台北市全域をカバーする網路新都で、キラー・アプリケーションとして注目されているのが無線を使うIP電話サービスである。エリア内ならば、携帯型IP電話機によって、無線LANを経由して無料で通話できるようになる。台湾政府ではIP電話専用番号として検討中の「070」番号を、携帯型IP電話機でも使えるよう議論している。ただ、面展開しているとはいえ、台湾全土が無線LANで覆われているわけではない。そこで、台湾では政府の研究所が音頭をとって、無線LANを使うIP電話を実用化するために、携帯電話と無線LANの双方が利用できる「デュアル端末」を押している。無線LANを使えないところでは、携帯電話が利用できれば利便性を保てるからだ。
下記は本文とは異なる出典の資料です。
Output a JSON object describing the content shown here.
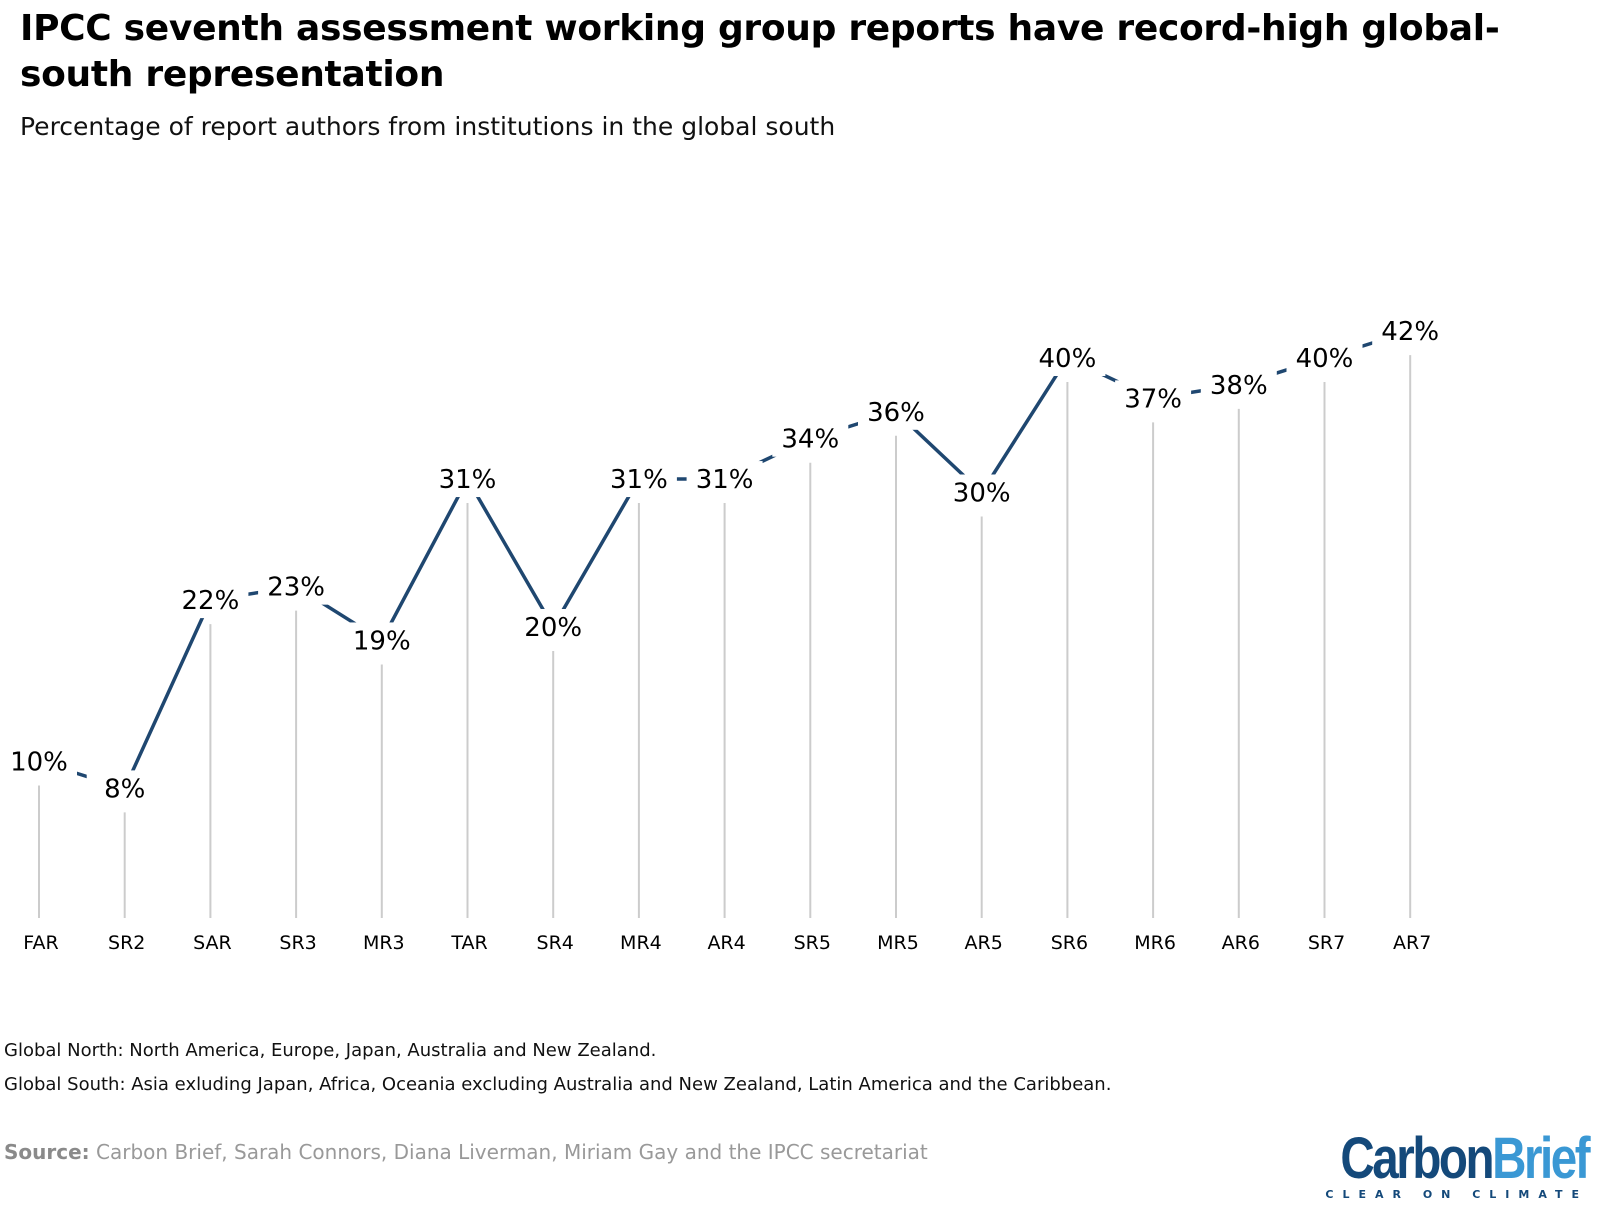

実際、台湾では携帯電話と無線LANのデュアル端末の開発が盛んである。例えば、BenQ社は6月に台湾で幅広く使われているGSMと無線LANのデュアル端末「P50」を発売した。「P50」ではSkypeを利用できる。無線LANのエリア内でSkypeを利用すれば、無料通話が可能になる。これは注目すべき取り組みだろう。
台湾の通信事業者としては、IP電話サービスを提供すると、従来の固定電話や携帯電話のトラフィックが減ってしまい、利益が減るため、あまり積極的ではない。しかし、政府としては国際競争力を付けるために、ぜひやりたいという意志が強い。武部氏は、「無線LAN経由で携帯型のIP電話機を利用する時代がやってくるのは必須である。ユーザーにとっては、既存の携帯電話よりも音声・データ通信ともに安価となる可能性が高いので大歓迎だが、事業者にとっては、どこで利益を出すのかが課題になるだろう」と述べていた。